Posted by Cottidianos on 00:48
Quinta-feira, 14 de novembro

Imagem: http://www.greenwichtime.com/local/article/Greenwich-man-looks-back-on-his-march-to-4766143.php

"Eu estou contente em unir-me com vocês no dia que entrará para a história como a maior demonstração pela liberdade na história de nossa nação.

Cem anos atrás, um grande americano, sob cuja sombra simbólica nos encontramos hoje, assinava a Proclamação de Emancipação. Esse decreto fundamental veio como um raio de luz e esperança para milhões de escravos negros que tinham sido marcados nas chamas de uma vergonhosa injustiça. Veio como aurora de júbilo, para terminar a longa noite de seu cativeiro.

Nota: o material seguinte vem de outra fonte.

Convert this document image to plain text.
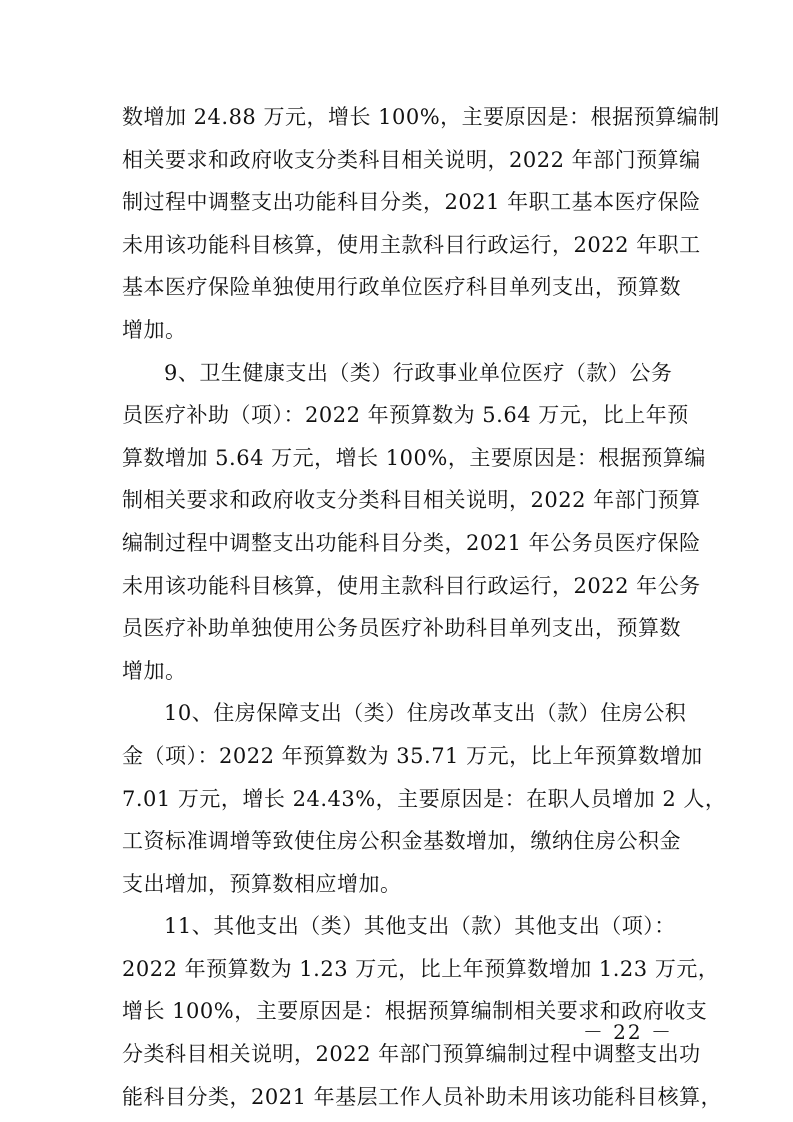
数增加 24.88 万元，增长 100%，主要原因是：根据预算编制
相关要求和政府收支分类科目相关说明，2022 年部门预算编
制过程中调整支出功能科目分类，2021 年职工基本医疗保险
未用该功能科目核算，使用主款科目行政运行，2022 年职工
基本医疗保险单独使用行政单位医疗科目单列支出，预算数
增加。
9、卫生健康支出（类）行政事业单位医疗（款）公务
员医疗补助（项）：2022 年预算数为 5.64 万元，比上年预
算数增加 5.64 万元，增长 100%，主要原因是：根据预算编
制相关要求和政府收支分类科目相关说明，2022 年部门预算
编制过程中调整支出功能科目分类，2021 年公务员医疗保险
未用该功能科目核算，使用主款科目行政运行，2022 年公务
员医疗补助单独使用公务员医疗补助科目单列支出，预算数
增加。
10、住房保障支出（类）住房改革支出（款）住房公积
金（项）：2022 年预算数为 35.71 万元，比上年预算数增加
7.01 万元，增长 24.43%，主要原因是：在职人员增加 2 人，
工资标准调增等致使住房公积金基数增加，缴纳住房公积金
支出增加，预算数相应增加。
11、其他支出（类）其他支出（款）其他支出（项）：
2022 年预算数为 1.23 万元，比上年预算数增加 1.23 万元，
增长 100%，主要原因是：根据预算编制相关要求和政府收支
分类科目相关说明，2022 年部门预算编制过程中调整支出功
能科目分类，2021 年基层工作人员补助未用该功能科目核算，
－ 22 －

Mas cem anos depois, o negro ainda não é livre. Cem anos depois, a vida do negro ainda é lamentavelmente dilacerada pelas algemas da segregação e pelas correntes da discriminação.

Cem anos depois, o negro vive em uma ilha isolada de pobreza, no meio de um vasto oceano de prosperidade material. Cem anos depois, o negro ainda definha nos cantos da sociedade americana, e se encontra exilado em sua própria terra. Assim, nós viemos aqui hoje para dramatizarmos uma condição vergonhosa.

De certo modo, nós viemos à capital de nossa nação para sacar um cheque. Quando os arquitetos de nossa república escreveram as magníficas palavras da Constituição e a Declaração da Independência, eles estavam assinando uma nota promissória da qual todo americano se tornaria herdeiro. Essa nota promissória era uma promessa de que todos os homens, negros e brancos, teriam garantidos os direitos inalienáveis à vida, à liberdade e à procura pela felicidade. Hoje é óbvio, que a América tem negligenciado essa promissória, no que diz respeito aos seus cidadãos de cor. Em vez de honrar esse compromisso sagrado, a América deu ao povo negro um cheque sem fundos; um cheque que foi devolvido com a inscrição "saldo insuficiente". Mas nós nos recusamos a acreditar que o banco da justiça esteja falido. Nós nos recusamos a acreditar que haja “saldo insuficiente” nos grandes cofres de oportunidades deste país. Assim, nós viemos trocar este cheque, um cheque que nos dará o direito de reclamar as riquezas da liberdade e a segurança da justiça.

Imagem: http://blog.shankbone.org/2010/02/21/lincoln-memorial-2010-creative-commons-photos/


Nós também viemos a este lugar sagrado para lembrar à América da tremenda urgência do presente. Este não é a hora de se lançar a luxúria do abrandamento, ou para se tomar a droga tranquilizante do gradualismo. Agora é hora de tornar reais as promessas de democracia. Agora é hora de nos erguermos do vale escuro e desolado da segregação, para o caminho iluminado da justiça racial.

Agora é hora de erguer nossa nação das areias movediças da injustiça racial para a rocha sólida da fraternidade. Agora é hora para fazer da justiça uma realidade para todos os filhos de Deus.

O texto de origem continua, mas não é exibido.